Sunday, January 2, 2022

Kleist's Amphitryon

The Roman playwright Plautus turned the story of Hercules's conception by Jupiter into a comedy, but the mingling of gods and heroes in a comedic form must have seemed odd to contemporary audiences, since the play's prologue refers to the drama as a "tragicomedy"--the first known use of that term.

Since that time, numerous other dramatists have adapted Plautus's play, perhaps most famously Moliere, but Moliere's version was taken even further by the German Romantic writer Heinrich von Kleist. In his Amphitryon, Kleist kept Moliere's introduction of a wife for the servant character Sosa. (She is named Cleanthis in Moliere's text and Charis in Kleist's version.) However, Kleist also added a philosophic complexity lacking in both Plautus and Moliere.

According to myth, the god Jupiter took on the form of the Theban general Amphitryon while he was on a military campaign. Jupiter then slept with Amphitryon's wife Alcmena, conceiving on that night the great hero Hercules. Yes, there are consent issues here, but this is resolved in Plautus's version of the story by the fact that Jupiter is--you know--a god. In the court of Louis XIV, belief in pagan deities couldn't excuse Jupiter's deceptive sexual practices, which meant that some critics interpreted Moliere's play as a satire on the king's numerous affairs.

Instead of drawing attention to the dubious sexual practices of the powerful, Kleist focused on issues of identity that are raised by the story. When Jupiter appears with Alcmena in the first act, he tells her that he is an Olympian who descended to earth as a "sacrifice to love." But when he tries to tell her the truth, she doesn't understand him. Rather, she trusts her eyes, which tell her he is her husband. Jupiter asks her to cherish him as her true beloved, and not merely as her legal spouse. Alcmena responds that he is both, but the god presses on, saying to her:

     Alcmena dearest, what I feel for you
     Outsoars, you see, as far as to the sun,
     What any husband owes you. Disaccustom
     Yourself, beloved, to your spouse,
     Make a distinction between me and him.
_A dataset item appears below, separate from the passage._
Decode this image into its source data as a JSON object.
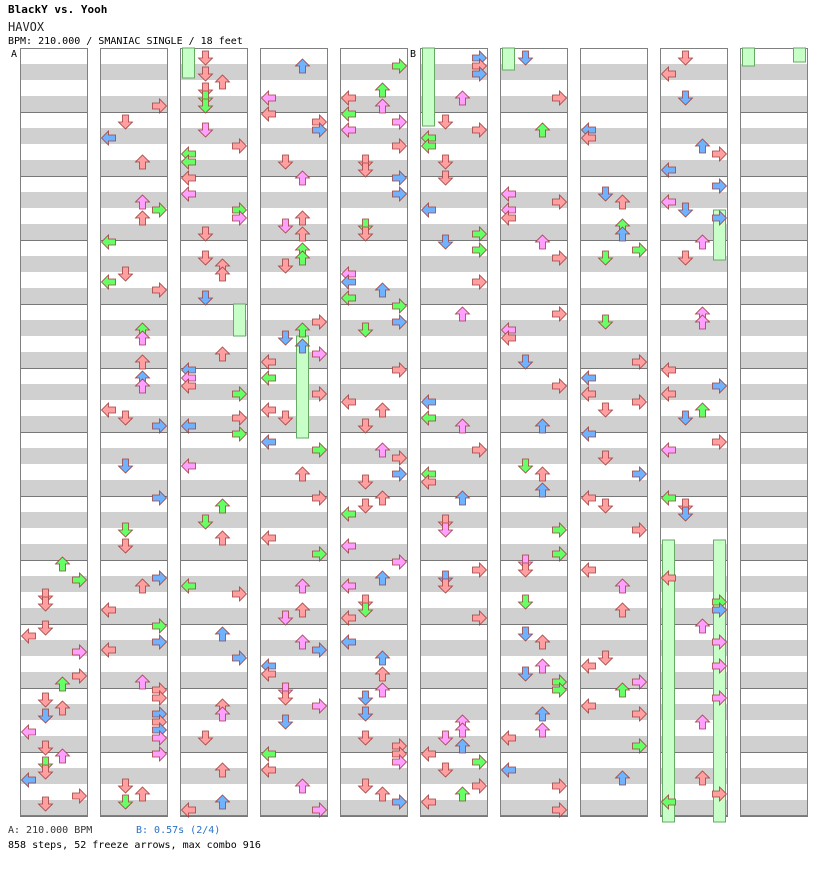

Though she doesn't quite understand what the god means, Alcmena does agree to cherish the night she has just spent with him above what Jupiter calls the "humdrum days of further married life." When he leaves, Alcmena declares that he must be drunk, but then so is she. Presumably, her drunkenness is not from alcohol, but the intoxication of having loved a deity.
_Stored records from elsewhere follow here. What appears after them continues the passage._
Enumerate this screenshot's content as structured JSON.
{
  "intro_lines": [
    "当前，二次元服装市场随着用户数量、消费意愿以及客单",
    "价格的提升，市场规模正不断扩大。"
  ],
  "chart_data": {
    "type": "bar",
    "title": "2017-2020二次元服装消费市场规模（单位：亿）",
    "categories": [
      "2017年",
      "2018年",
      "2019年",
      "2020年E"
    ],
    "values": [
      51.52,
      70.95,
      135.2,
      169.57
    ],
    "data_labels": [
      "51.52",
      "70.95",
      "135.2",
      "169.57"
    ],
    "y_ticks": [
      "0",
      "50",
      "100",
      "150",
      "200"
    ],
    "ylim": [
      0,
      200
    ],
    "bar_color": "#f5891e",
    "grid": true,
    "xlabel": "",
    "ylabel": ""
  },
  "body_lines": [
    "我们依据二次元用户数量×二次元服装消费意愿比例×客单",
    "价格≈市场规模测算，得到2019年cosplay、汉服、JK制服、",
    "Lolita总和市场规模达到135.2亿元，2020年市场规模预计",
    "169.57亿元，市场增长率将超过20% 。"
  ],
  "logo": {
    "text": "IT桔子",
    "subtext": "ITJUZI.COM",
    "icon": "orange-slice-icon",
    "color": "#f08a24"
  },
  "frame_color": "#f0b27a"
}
The play's second act goes into further detail about the nature of love between mortals and gods. After a tense confrontation between Alcmena and the real Amphitryon--who has been out in the field of battle, and has no memory of the sweet encounter she believes to have been with him--poor Alcmena is about at her wit's end. Jupiter returns, once again in the disguise of her husband, and attempts to comfort her. Though Alcmena has been loving Jupiter in the guise of Amphitryon, the god contends that in her religious devotions, she has always loved Amphitryon in the guise of Jupiter. He asks her:

     Who is it that you pray to at his altar?
     Is it to him up there above the clouds?
     Can your engrossed mind ever comprehend him?
     Or can your feelings, in their wonted nest
     There spread their pinions in such flight? And is
     It not Amphitryon, your beloved, always,
     Before whom you bow to the dust?

Alcmena protests that she cannot pray to "white marble walls" but must envision someone's features when she prays to Jupiter. The god accepts that she must have someone to picture when worshiping a deity, but gets her to promise that she will only envision the man who took her on the previous night. In a further promise, Alcmena swears to stay beside him and cling to him as a god, even if Amphitryon should appear before her.

This is precisely what happens in the third act. The general returns again, and meets Alcmena in the company of Jupiter. Since both Amphitryon and Jupiter appear identical, the assembled citizens ask Alcmena to declare which one is her true husband. She chooses Jupiter, who has been standing beside her. This sends the general into a fit, but when Jupiter reveals himself, he proclaims a divine blessing, saying:

     Let your black woe and care be now dispelled,
     And open up your heart to triumph.
     What you, in me, did to yourself, will not
     Harm you before my everlasting nature.
     If you find your reward amid my fault,
     Then I hail you in friendly words, and leave you.
     Your fame shall henceforth find, as my world finds,
     Its boundaries and limits in the stars.

The awe Alcmena feels before such infinite majesty goes beyond words. The last line she has (which is also the last line of the play) is simply: "Ach!" Kleist's reverence for Jupiter is not found in his pagan source, which gives the last line to Amphitryon. Instead of crying out with inexpressible emotion, the general in Plautus's play simply asks the audience for applause.

What we get in Kleist's version is not paganism as it was, but rather paganism filtered through German Romanticism. While Plautus saw the myth of Amphitryon as an opportunity to get laughs, Kleist viewed it as a window into the sublime.